Other proof would later surface, documented vérité-style in the film. Yet after a certain point, the investigation was mysteriously dropped. To this day, Itō doesn’t know how that happened. The possibility of a conspiracy among the powerful still hangs in the air.

In any case, Itō did not give up. She decided to go public in 2017, an extraordinary step for an alleged victim of assault in Japan, where anonymity is the overwhelming standard. She organized a news conference, outlined her claim of rape against Yamaguchi, and observed a press corps unequipped to meet the moment. “They were there when they couldn’t really cover it,” Itō says now. The film opens on the invasive, rapid snaps of photographers and shouts of a prying media; her profile skyrockets even as the case’s actual momentum remains stalled. Prosecutors confirm the same year that they will not pursue a criminal investigation, at which point Itō launches her own by filing a civil suit. “I realized that maybe I could do something about it,” she tells me.

The day before making her allegations public, Itō recorded her first iPhone video diary. She knew her life would never be the same. “It was for protective reasons,” she reveals now of why she began filming. “I felt like if something happened to me, maybe I could leave something behind.” The process of documenting her daily routine accelerated with the arrival of producer Hanna Aqvilin, who offered Itō safe harbor in London before traveling to Japan to partner with her on what remained, at the time, a rather amorphous documentary project.
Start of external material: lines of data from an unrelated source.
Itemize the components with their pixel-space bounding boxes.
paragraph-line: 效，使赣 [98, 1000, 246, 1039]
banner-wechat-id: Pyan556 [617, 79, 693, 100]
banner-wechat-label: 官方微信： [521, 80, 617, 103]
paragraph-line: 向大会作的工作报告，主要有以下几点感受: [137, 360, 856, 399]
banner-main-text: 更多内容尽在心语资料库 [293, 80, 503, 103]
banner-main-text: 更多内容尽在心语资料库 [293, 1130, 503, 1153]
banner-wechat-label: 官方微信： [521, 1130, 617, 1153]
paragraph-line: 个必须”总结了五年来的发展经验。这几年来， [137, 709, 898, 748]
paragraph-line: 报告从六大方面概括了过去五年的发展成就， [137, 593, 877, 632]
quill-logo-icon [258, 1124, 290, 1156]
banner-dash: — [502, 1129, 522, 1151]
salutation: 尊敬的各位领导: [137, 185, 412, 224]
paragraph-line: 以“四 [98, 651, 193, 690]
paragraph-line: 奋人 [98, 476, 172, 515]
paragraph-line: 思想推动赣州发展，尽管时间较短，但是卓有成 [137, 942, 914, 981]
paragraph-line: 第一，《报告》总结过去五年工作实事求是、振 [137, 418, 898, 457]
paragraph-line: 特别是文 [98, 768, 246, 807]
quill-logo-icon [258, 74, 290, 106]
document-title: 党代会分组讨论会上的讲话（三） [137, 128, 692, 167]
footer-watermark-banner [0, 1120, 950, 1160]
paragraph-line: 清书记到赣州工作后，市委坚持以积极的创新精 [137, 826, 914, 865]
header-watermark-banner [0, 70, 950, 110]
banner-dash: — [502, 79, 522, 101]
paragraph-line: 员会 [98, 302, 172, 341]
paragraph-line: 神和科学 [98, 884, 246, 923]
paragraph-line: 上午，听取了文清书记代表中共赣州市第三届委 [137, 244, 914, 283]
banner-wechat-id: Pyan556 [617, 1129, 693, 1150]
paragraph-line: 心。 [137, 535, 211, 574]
One thing Itō knew: Even though she had no experience in movies, even though she was the movie’s subject, she needed to direct it herself. “Especially with sexual violence stories, there are amazing films I’ve watched, but it’s been always told in the third person,” Itō says. “I just wanted to be able to tell my own story from my own point of view—not just as a filmmaker, but as a survivor…. I wanted the audience to experience what was happening day by day. I couldn’t believe what I was experiencing.”

Itō captures the isolation of a woman stepping forward with her truth, only to meet resistance, hatred, and indifference. She constructs a rigorous procedural out of navigating a rigidly patriarchal system. At one point an investigator, who seems to finally be drawn to her side, abruptly—and with unsettling entitlement—tries to engage her romantically. Things like this happened so regularly that Itō often forgot about them until she edited the film. “I think it was too shocking,” she says. “It really resonates with other sexual violence cases, when you face up to and speak up against the power.”

If Itō’s meticulous investigation showcases a certain enduring bravery, the most palpable courage is reflected in the film itself. She films herself returning to the hotel where she says the assault took place, which she thought essential to confronting her case head-on; she could barely sleep for days after. She opens herself up to scrutiny and smear campaigns while also gradually inspiring thousands of other women. Most profoundly, the film includes a section in which Itō attempts to take her own life. She’d taken an iPhone video of the immediate aftermath, and had to watch it again while deciding whether to include it in the movie.